4 responses to “To be an Episcopalian is not to be respectable”

  1. Eamonn Avatar

    Superb take on this difficult story from Matthew, and the other stories of Jonathan Daniels and Robin Angus. Thank you.

  2. Philip Almond Avatar

    But Mark records Jesus as saying, ‘Permit first to be satisfied the children;for it is not good to take the bread of the children and to the dogs to throw[it]’. That word ‘first’ tells us that Jesus already knows that there will be a ‘second’, that his ministry will extend beyond the lost sheep of the house of Israel.

    These words of Jesus also suggest that ‘I was not sent except to the lost sheep of [the] house of Israel’ refers to this phase of his ministry.

    Also, if the following incidents were earlier in time than the incident of the healing of the woman’s daughter, your

    ‘In that moment, she seems to know his mission to save the whole world considerably better than he did. And she changes him. He thinks again’.

    is disproved.

    Luke’s account (chapter 4) of the visit to Nazareth, because Jesus’ reference to Naaman and the widow of Sidon suggest that he was aware that his mission, like that of Elijah and Elisha, would extend beyond the covenant people.
    Matthew’s account (chapter 8) of the healing of the centurion’s servant, giving rise to Jesus’ ‘And I say unto you, That many shall come from the east and west, and shall sit down with Abraham, and Isaac, and Jacob, in the kingdom of heaven. But the children of the kingdom shall be cast out into outer darkness: there shall be weeping and gnashing of teeth’.
    Jesus’ explanation (Matthew 13) of the parable of the tares of the field: the one sowing the good seed is the Son of man; the field is the world (my emphasis); the good seed are the sons of the kingdom; the tares are the sons of the evil one.

    What are your reasons for being sure that these three events are later in time than the healing of the woman’s daughter?

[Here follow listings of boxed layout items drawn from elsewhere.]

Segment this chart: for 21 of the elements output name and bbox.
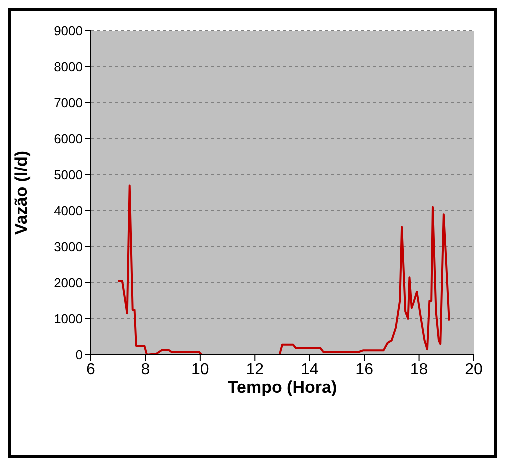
y-axis-title: Vazão (l/d) [12,150,32,236]
y-tick-label: 0 [76,348,83,363]
y-tick-label: 9000 [54,24,83,39]
x-tick-label: 6 [86,361,96,378]
y-tick-label: 8000 [54,60,83,75]
x-tick-label: 14 [300,361,319,378]
x-tick-label: 8 [141,361,150,378]
x-tick-label: 20 [465,361,483,378]
y-tick-label: 1000 [54,312,83,327]
y-tick-label: 2000 [54,276,83,291]
y-tick-label: 6000 [54,132,83,147]
line-series [117,184,450,355]
x-axis-title: Tempo (Hora) [228,378,338,397]
x-tick-label: 10 [192,361,210,378]
x-tick-label: 18 [410,361,428,378]
x-tick-label: 12 [246,361,264,378]
x-tick-label: 16 [356,361,374,378]
y-tick-label: 3000 [54,240,83,255]
y-tick-label: 7000 [54,96,83,111]
y-tick-label: 5000 [54,168,83,183]
y-tick-label: 4000 [54,204,83,219]
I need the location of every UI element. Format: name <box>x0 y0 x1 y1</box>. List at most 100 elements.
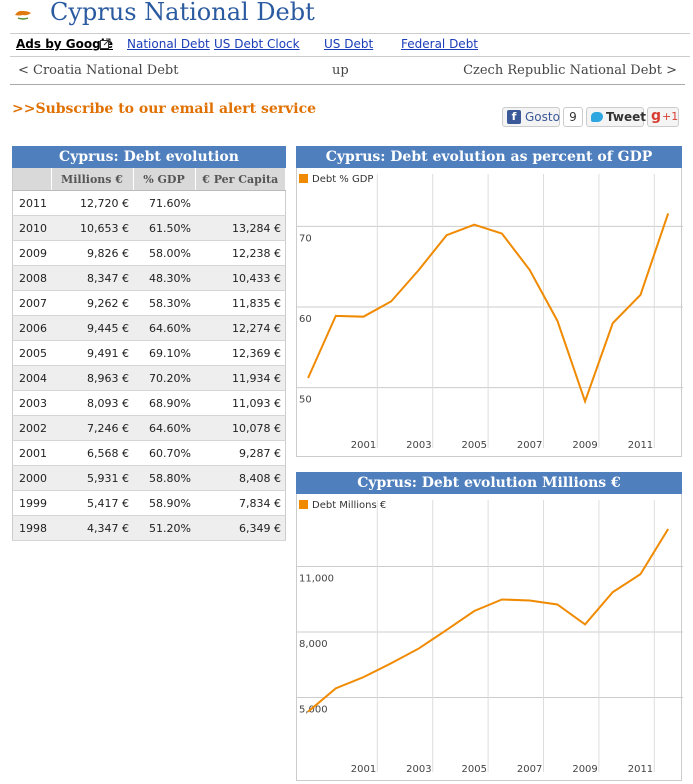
twitter-bird-icon <box>591 112 603 122</box>
facebook-icon: f <box>507 110 521 124</box>
cell-millions: 7,246 € <box>51 416 133 441</box>
cell-year: 2003 <box>13 391 52 416</box>
header-millions: Millions € <box>51 168 133 191</box>
cell-per-capita: 10,078 € <box>195 416 286 441</box>
x-tick-label: 2003 <box>406 440 431 451</box>
country-navigation: < Croatia National Debt up Czech Republi… <box>10 58 685 85</box>
cell-per-capita: 13,284 € <box>195 216 286 241</box>
cell-per-capita <box>195 191 286 216</box>
millions-chart-legend: Debt Millions € <box>299 500 386 511</box>
gdp-legend-label: Debt % GDP <box>312 174 373 185</box>
cell-year: 2002 <box>13 416 52 441</box>
external-link-icon[interactable] <box>100 38 111 49</box>
cell-millions: 9,491 € <box>51 341 133 366</box>
ad-link-national-debt[interactable]: National Debt <box>127 37 210 51</box>
table-title: Cyprus: Debt evolution <box>12 146 286 168</box>
ads-bar: Ads by Google National Debt US Debt Cloc… <box>10 33 690 57</box>
millions-chart-title: Cyprus: Debt evolution Millions € <box>296 472 682 494</box>
cell-gdp: 58.80% <box>133 466 195 491</box>
header-per-capita: € Per Capita <box>195 168 286 191</box>
header-year <box>13 168 52 191</box>
cell-millions: 9,262 € <box>51 291 133 316</box>
cell-year: 2005 <box>13 341 52 366</box>
cell-millions: 5,931 € <box>51 466 133 491</box>
cell-per-capita: 7,834 € <box>195 491 286 516</box>
cell-per-capita: 6,349 € <box>195 516 286 541</box>
cell-year: 2010 <box>13 216 52 241</box>
x-tick-label: 2009 <box>572 764 597 775</box>
ads-by-google-link[interactable]: Ads by Google <box>16 37 113 51</box>
cell-per-capita: 11,093 € <box>195 391 286 416</box>
cell-gdp: 68.90% <box>133 391 195 416</box>
x-tick-label: 2001 <box>351 440 376 451</box>
subscribe-link[interactable]: >>Subscribe to our email alert service <box>12 101 316 117</box>
cell-year: 2006 <box>13 316 52 341</box>
x-tick-label: 2011 <box>628 764 653 775</box>
cell-year: 2011 <box>13 191 52 216</box>
up-link[interactable]: up <box>332 63 349 78</box>
cell-year: 1998 <box>13 516 52 541</box>
next-country-link[interactable]: Czech Republic National Debt > <box>463 63 677 78</box>
cell-gdp: 51.20% <box>133 516 195 541</box>
cell-gdp: 60.70% <box>133 441 195 466</box>
google-plus-icon: g <box>651 108 661 124</box>
x-tick-label: 2007 <box>517 764 542 775</box>
page-header: Cyprus National Debt <box>0 0 693 30</box>
cell-millions: 5,417 € <box>51 491 133 516</box>
cell-millions: 9,445 € <box>51 316 133 341</box>
cell-gdp: 64.60% <box>133 416 195 441</box>
tweet-button[interactable]: Tweet <box>586 107 644 127</box>
ad-link-us-debt[interactable]: US Debt <box>324 37 373 51</box>
google-plus-button[interactable]: g +1 <box>647 107 679 127</box>
cell-millions: 8,347 € <box>51 266 133 291</box>
header-gdp: % GDP <box>133 168 195 191</box>
ad-link-federal-debt[interactable]: Federal Debt <box>401 37 478 51</box>
cell-per-capita: 12,238 € <box>195 241 286 266</box>
cell-year: 1999 <box>13 491 52 516</box>
y-tick-label: 70 <box>299 233 312 244</box>
x-tick-label: 2003 <box>406 764 431 775</box>
y-tick-label: 60 <box>299 314 312 325</box>
gdp-chart-panel: Cyprus: Debt evolution as percent of GDP… <box>296 146 682 457</box>
x-tick-label: 2009 <box>572 440 597 451</box>
cell-millions: 6,568 € <box>51 441 133 466</box>
y-tick-label: 11,000 <box>299 574 334 585</box>
cell-per-capita: 12,369 € <box>195 341 286 366</box>
cell-per-capita: 10,433 € <box>195 266 286 291</box>
cell-year: 2001 <box>13 441 52 466</box>
cell-per-capita: 9,287 € <box>195 441 286 466</box>
cell-millions: 8,963 € <box>51 366 133 391</box>
cell-gdp: 71.60% <box>133 191 195 216</box>
x-tick-label: 2005 <box>462 764 487 775</box>
cell-per-capita: 8,408 € <box>195 466 286 491</box>
cell-gdp: 48.30% <box>133 266 195 291</box>
ad-link-us-debt-clock[interactable]: US Debt Clock <box>214 37 300 51</box>
cell-millions: 10,653 € <box>51 216 133 241</box>
cell-millions: 9,826 € <box>51 241 133 266</box>
facebook-like-button[interactable]: f Gosto <box>502 107 560 127</box>
cell-year: 2004 <box>13 366 52 391</box>
facebook-like-count: 9 <box>563 107 583 127</box>
cell-gdp: 64.60% <box>133 316 195 341</box>
legend-swatch <box>299 500 308 509</box>
cell-per-capita: 12,274 € <box>195 316 286 341</box>
cell-millions: 8,093 € <box>51 391 133 416</box>
x-tick-label: 2005 <box>462 440 487 451</box>
cell-gdp: 70.20% <box>133 366 195 391</box>
cell-millions: 12,720 € <box>51 191 133 216</box>
cell-year: 2009 <box>13 241 52 266</box>
x-tick-label: 2001 <box>351 764 376 775</box>
prev-country-link[interactable]: < Croatia National Debt <box>18 63 178 78</box>
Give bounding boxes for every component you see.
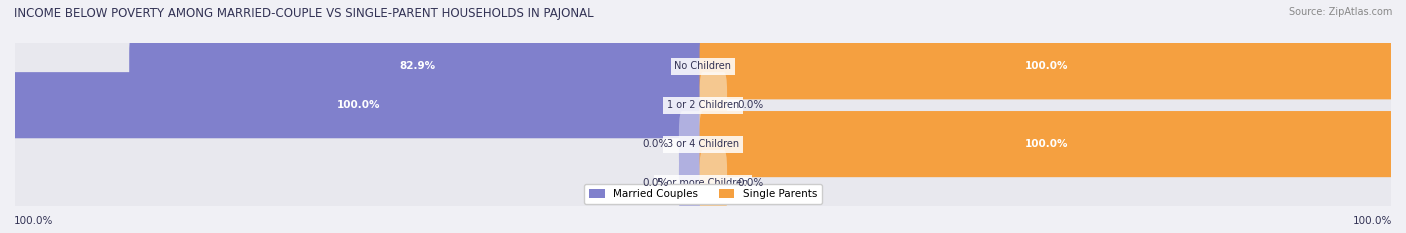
FancyBboxPatch shape (4, 29, 1402, 181)
Text: 100.0%: 100.0% (14, 216, 53, 226)
FancyBboxPatch shape (4, 0, 1402, 142)
Text: 0.0%: 0.0% (737, 100, 763, 110)
Text: Source: ZipAtlas.com: Source: ZipAtlas.com (1288, 7, 1392, 17)
Text: 82.9%: 82.9% (399, 61, 436, 71)
FancyBboxPatch shape (679, 111, 706, 177)
Text: INCOME BELOW POVERTY AMONG MARRIED-COUPLE VS SINGLE-PARENT HOUSEHOLDS IN PAJONAL: INCOME BELOW POVERTY AMONG MARRIED-COUPL… (14, 7, 593, 20)
FancyBboxPatch shape (700, 150, 727, 216)
FancyBboxPatch shape (700, 72, 727, 138)
Text: 0.0%: 0.0% (737, 178, 763, 188)
Text: 1 or 2 Children: 1 or 2 Children (666, 100, 740, 110)
FancyBboxPatch shape (11, 72, 706, 138)
Text: 100.0%: 100.0% (1025, 61, 1069, 71)
FancyBboxPatch shape (4, 68, 1402, 220)
Legend: Married Couples, Single Parents: Married Couples, Single Parents (583, 184, 823, 204)
FancyBboxPatch shape (679, 150, 706, 216)
Text: No Children: No Children (675, 61, 731, 71)
Text: 0.0%: 0.0% (643, 178, 669, 188)
FancyBboxPatch shape (4, 107, 1402, 233)
FancyBboxPatch shape (700, 111, 1395, 177)
FancyBboxPatch shape (129, 33, 706, 99)
Text: 100.0%: 100.0% (337, 100, 381, 110)
Text: 3 or 4 Children: 3 or 4 Children (666, 139, 740, 149)
FancyBboxPatch shape (700, 33, 1395, 99)
Text: 5 or more Children: 5 or more Children (658, 178, 748, 188)
Text: 100.0%: 100.0% (1025, 139, 1069, 149)
Text: 0.0%: 0.0% (643, 139, 669, 149)
Text: 100.0%: 100.0% (1353, 216, 1392, 226)
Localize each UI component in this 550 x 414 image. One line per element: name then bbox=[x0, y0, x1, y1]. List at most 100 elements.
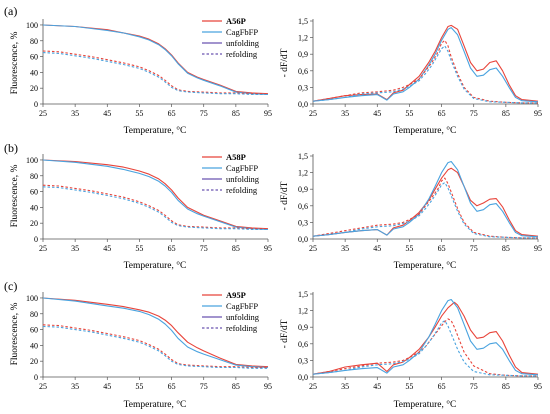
series-line-reference-dashed bbox=[42, 186, 268, 231]
x-tick-label: 65 bbox=[168, 382, 176, 391]
x-tick-label: 95 bbox=[534, 244, 542, 253]
x-tick-label: 65 bbox=[438, 382, 446, 391]
series-line-reference-solid bbox=[312, 160, 539, 238]
x-tick-label: 25 bbox=[309, 382, 317, 391]
series-line-mutant-dashed bbox=[312, 177, 538, 239]
x-tick-label: 25 bbox=[39, 244, 47, 253]
y-tick-label: 0,0 bbox=[298, 100, 308, 109]
xlabel-b-right: Temperature, °C bbox=[394, 260, 457, 271]
series-line-reference-dashed bbox=[42, 325, 268, 369]
y-tick-label: 40 bbox=[30, 68, 38, 77]
y-tick-label: 0,6 bbox=[298, 202, 308, 211]
y-tick-label: 60 bbox=[30, 188, 38, 197]
legend-b: A58P CagFbFP unfolding refolding bbox=[202, 152, 260, 195]
x-tick-label: 65 bbox=[438, 244, 446, 253]
x-tick-label: 35 bbox=[71, 244, 79, 253]
legend-label-reference: CagFbFP bbox=[226, 163, 258, 173]
x-tick-label: 95 bbox=[264, 109, 272, 118]
x-tick-label: 55 bbox=[135, 382, 143, 391]
y-tick-label: 60 bbox=[30, 326, 38, 335]
series-line-reference-dashed bbox=[312, 320, 538, 377]
series-line-mutant-solid bbox=[312, 24, 539, 102]
x-tick-label: 85 bbox=[232, 109, 240, 118]
panel-label-b: (b) bbox=[4, 141, 18, 155]
series-line-reference-dashed bbox=[312, 45, 538, 104]
y-tick-label: 0,9 bbox=[298, 50, 308, 59]
x-tick-label: 75 bbox=[200, 382, 208, 391]
series-line-reference-solid bbox=[312, 27, 539, 103]
y-tick-label: 1,5 bbox=[298, 152, 308, 161]
plot-a-fluorescence: 25 35 45 55 65 75 85 95 0 20 40 60 80 100 Temperature… bbox=[10, 19, 272, 136]
x-tick-label: 65 bbox=[168, 244, 176, 253]
y-tick-label: 0,9 bbox=[298, 323, 308, 332]
y-tick-label: 1,2 bbox=[298, 34, 308, 43]
xlabel-c-left: Temperature, °C bbox=[124, 399, 187, 410]
x-tick-label: 55 bbox=[405, 109, 413, 118]
x-tick-label: 95 bbox=[264, 244, 272, 253]
x-tick-label: 25 bbox=[39, 382, 47, 391]
x-tick-label: 75 bbox=[470, 382, 478, 391]
x-tick-label: 55 bbox=[135, 244, 143, 253]
y-tick-label: 0,3 bbox=[298, 218, 308, 227]
legend-label-unfolding: unfolding bbox=[226, 174, 260, 184]
x-tick-label: 75 bbox=[200, 109, 208, 118]
y-tick-label: 1,2 bbox=[298, 307, 308, 316]
y-tick-label: 0,3 bbox=[298, 356, 308, 365]
y-tick-label: 1,5 bbox=[298, 290, 308, 299]
y-tick-label: 0,9 bbox=[298, 185, 308, 194]
panel-label-c: (c) bbox=[4, 279, 17, 293]
legend-label-reference: CagFbFP bbox=[226, 27, 258, 37]
series-line-mutant-solid bbox=[42, 297, 269, 368]
plot-b-derivative: 25 35 45 55 65 75 85 95 0,0 0,3 0,6 0,9 1,2 1,5 Tempe… bbox=[280, 152, 542, 271]
x-tick-label: 25 bbox=[309, 244, 317, 253]
plot-a-derivative: 25 35 45 55 65 75 85 95 0,0 0,3 0,6 0,9 1,2 1,5 Tempe… bbox=[280, 17, 542, 136]
x-tick-label: 25 bbox=[309, 109, 317, 118]
panel-label-a: (a) bbox=[4, 4, 17, 18]
x-tick-label: 75 bbox=[470, 244, 478, 253]
x-tick-label: 75 bbox=[200, 244, 208, 253]
y-tick-label: 80 bbox=[30, 172, 38, 181]
x-tick-label: 85 bbox=[232, 382, 240, 391]
x-tick-label: 45 bbox=[103, 244, 111, 253]
series-line-mutant-solid bbox=[312, 167, 539, 237]
x-tick-label: 95 bbox=[534, 109, 542, 118]
y-tick-label: 100 bbox=[26, 21, 38, 30]
series-line-reference-solid bbox=[42, 159, 269, 231]
x-tick-label: 95 bbox=[264, 382, 272, 391]
ylabel-a-left: Fluorescence, % bbox=[10, 32, 20, 95]
y-tick-label: 40 bbox=[30, 341, 38, 350]
y-tick-label: 1,2 bbox=[298, 169, 308, 178]
series-line-reference-dashed bbox=[42, 52, 268, 96]
x-tick-label: 25 bbox=[39, 109, 47, 118]
xlabel-a-left: Temperature, °C bbox=[124, 125, 187, 136]
y-tick-label: 40 bbox=[30, 203, 38, 212]
plot-c-derivative: 25 35 45 55 65 75 85 95 0,0 0,3 0,6 0,9 1,2 1,5 Tempe… bbox=[280, 290, 542, 410]
x-tick-label: 35 bbox=[341, 109, 349, 118]
y-tick-label: 20 bbox=[30, 219, 38, 228]
x-tick-label: 35 bbox=[341, 382, 349, 391]
legend-label-refolding: refolding bbox=[226, 323, 258, 333]
y-tick-label: 80 bbox=[30, 310, 38, 319]
xlabel-c-right: Temperature, °C bbox=[394, 399, 457, 410]
series-line-reference-dashed bbox=[312, 182, 538, 239]
y-tick-label: 0,3 bbox=[298, 83, 308, 92]
ylabel-b-right: - dF/dT bbox=[280, 181, 290, 210]
series-line-mutant-dashed bbox=[312, 318, 538, 377]
legend-label-refolding: refolding bbox=[226, 185, 258, 195]
y-tick-label: 100 bbox=[26, 156, 38, 165]
x-tick-label: 55 bbox=[405, 382, 413, 391]
y-tick-label: 0,0 bbox=[298, 373, 308, 382]
series-line-mutant-solid bbox=[42, 159, 269, 230]
x-tick-label: 55 bbox=[135, 109, 143, 118]
legend-label-unfolding: unfolding bbox=[226, 38, 260, 48]
x-tick-label: 35 bbox=[71, 382, 79, 391]
xlabel-a-right: Temperature, °C bbox=[394, 125, 457, 136]
x-tick-label: 45 bbox=[103, 382, 111, 391]
x-tick-label: 85 bbox=[502, 382, 510, 391]
x-tick-label: 45 bbox=[373, 109, 381, 118]
series-line-reference-solid bbox=[42, 297, 269, 369]
y-tick-label: 60 bbox=[30, 53, 38, 62]
y-tick-label: 80 bbox=[30, 37, 38, 46]
plot-c-fluorescence: 25 35 45 55 65 75 85 95 0 20 40 60 80 100 Temperature… bbox=[10, 292, 272, 410]
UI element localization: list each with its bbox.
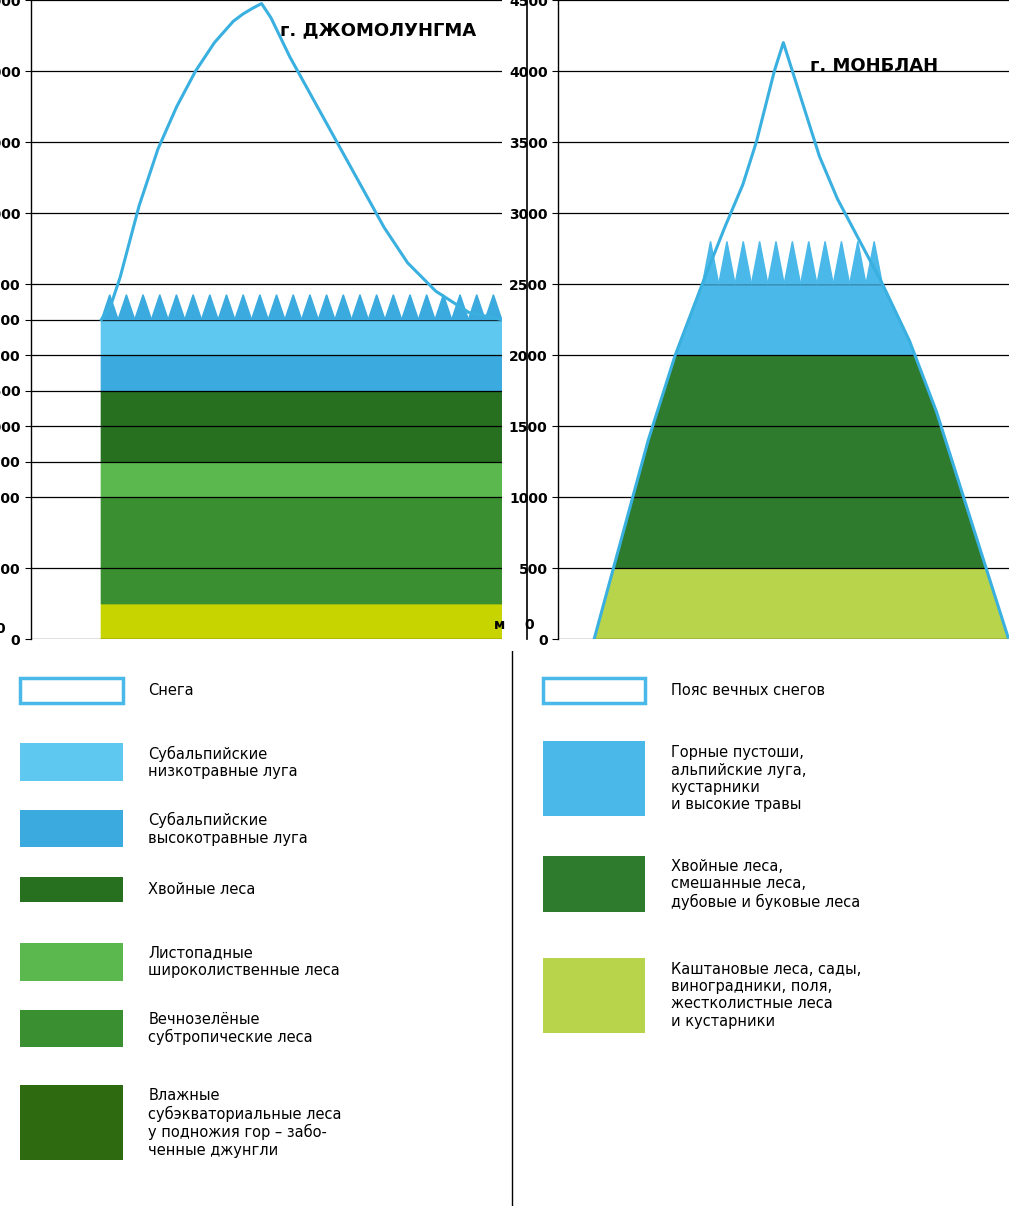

  3. Martin Reynolds Avatar
    Martin Reynolds

    We do not live for the poor, we do not live with the poor, we do not identify with the poor.
    We wear silk vestment adorn ourselves with elegant titles and eat at the best tables and are welcome in the highest corridors of power.

  4. Sarah Lawton Avatar
    Sarah Lawton

    Kelvin, thank you for your email today pointing back to this sermon. I appreciate your pointing to Jonathan Myrick Daniels, who was a friend of my parents. My mother always felt she had a part in his death, I think, because she was one of the organizers of the seminary group that responded to the Rev. Dr. King’s call for church leaders to go to Selma, and it was she who persuaded Jon to go. One of her last acts on this Earth was to help put his name on our Church’s calendar (first reading, General Convention 1991). But then, we are baptized into Christ and therefore each other, which is I think what you are saying in this sermon. That means we are implicated in the ills of this world but also share in Jon’s martyrdom. We live in the hope of resurrection but the way there is through the utter scandal of the cross. Jon in his latter months of life rejected theologies of complacency and also self-righteousness as he committed himself to a ministry of presence.

    Martin Reynolds, there is no question our particular church tradition has some history with money and power. My own little congregation identifies strongly with the poor, the folks sleeping rough right outside our doors, and the immigrant families of our neighborhood. Our Sunday services can be a little chaotic as a consequence of the varieties of folks in various states of mind who come on a Sunday, but our spiritual life as a congregation is pretty good; it honestly feels like a gift to be there in the communion circle. We’re a longtime LGBT congregation, so I think it’s part of who we are to have economic diversity and also a rejection of traditional social masks. We’re also deeply rooted in prayer, which is how we got through worst of the AIDS years and all the funerals.